Maintenance Work 2/8-2/9/17

     Tonight February 8th leading into early Thursday morning February 9th, there will be maintenance outages lasting approximately 15 minutes per service but not all services will be down simultaneously.

     Maintenance work is necessary to address a problem where servers on one physical host which hosts the mail client server keeps invoking the OOM memory killer and killing the mail virtual machine.

     I have not yet been able to identify the culprit that is eating all of the memory.  The machine normally will have around 16GB-18GB of free memory but something will suddenly eat it all up and the OOM killer will kill some random process which is usually the largest process and more often than not that is the mail virtual machine.

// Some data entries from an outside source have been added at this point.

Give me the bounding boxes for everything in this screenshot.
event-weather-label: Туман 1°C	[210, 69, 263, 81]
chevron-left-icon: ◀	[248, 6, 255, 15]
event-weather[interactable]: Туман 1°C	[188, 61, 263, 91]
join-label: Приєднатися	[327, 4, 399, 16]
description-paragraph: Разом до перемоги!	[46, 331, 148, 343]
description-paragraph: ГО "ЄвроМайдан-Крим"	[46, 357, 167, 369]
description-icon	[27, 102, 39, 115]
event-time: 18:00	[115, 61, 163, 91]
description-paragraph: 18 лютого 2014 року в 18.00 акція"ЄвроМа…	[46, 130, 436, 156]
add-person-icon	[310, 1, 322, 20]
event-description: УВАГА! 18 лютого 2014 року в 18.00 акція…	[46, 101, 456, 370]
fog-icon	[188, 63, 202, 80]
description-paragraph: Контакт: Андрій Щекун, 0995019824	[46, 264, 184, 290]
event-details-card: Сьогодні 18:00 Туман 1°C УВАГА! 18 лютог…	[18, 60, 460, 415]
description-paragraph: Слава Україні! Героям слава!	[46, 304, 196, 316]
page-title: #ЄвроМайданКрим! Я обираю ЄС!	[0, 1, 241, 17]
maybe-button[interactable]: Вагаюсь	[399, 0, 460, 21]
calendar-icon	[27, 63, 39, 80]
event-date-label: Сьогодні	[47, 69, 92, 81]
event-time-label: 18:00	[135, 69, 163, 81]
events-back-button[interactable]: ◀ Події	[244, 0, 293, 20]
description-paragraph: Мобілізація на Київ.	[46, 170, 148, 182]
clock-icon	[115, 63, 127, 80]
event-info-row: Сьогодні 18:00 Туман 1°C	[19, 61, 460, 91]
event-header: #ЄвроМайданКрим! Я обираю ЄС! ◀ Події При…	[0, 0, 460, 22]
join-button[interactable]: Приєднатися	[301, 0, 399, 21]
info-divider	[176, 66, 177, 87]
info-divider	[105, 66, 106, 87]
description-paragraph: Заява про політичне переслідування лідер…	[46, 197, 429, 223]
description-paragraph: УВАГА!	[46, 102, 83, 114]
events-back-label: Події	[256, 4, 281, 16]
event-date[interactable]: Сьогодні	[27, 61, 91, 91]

     This machine is also the only machine with a 4.4 kernel so it may be a kernel issue.  I did not upgrade this machine to 4.8 along with the others because 4.8 had issues with mandatory locks in it’s nfsv4 code.  I have since learned that this is only a problem on the client side so will not affect the server.

     I have implemented limits in /etc/security/limits.conf which should be adequate for normal operation and at the same time limit memory consumption below what would cause the machine to invoke the OOM killer.

     The systemd scripts are not reliable on machines with RAID disk partitions and sometimes hang instead of rebooting.  They also do not work properly with some CPUs but that is a kernel issue.

     So I will be going to the co-location facility so that I can be there live and in person in case anything goes wrong.  Under the best of circumstances it takes about 15 minutes to boot these machines because it saves the existing virtual machine states before rebooting, boots, the restores those machines to their previous state.  These saves can involve writing some very large files.

     It is possible, if the limits I have set are two low, that more than one reboot may be required to adjust them.

     Then in addition I will be rebooting the server that is the NFS server for home directories and and the host for a few virtual machines in order to load a kernel that addresses some security issues.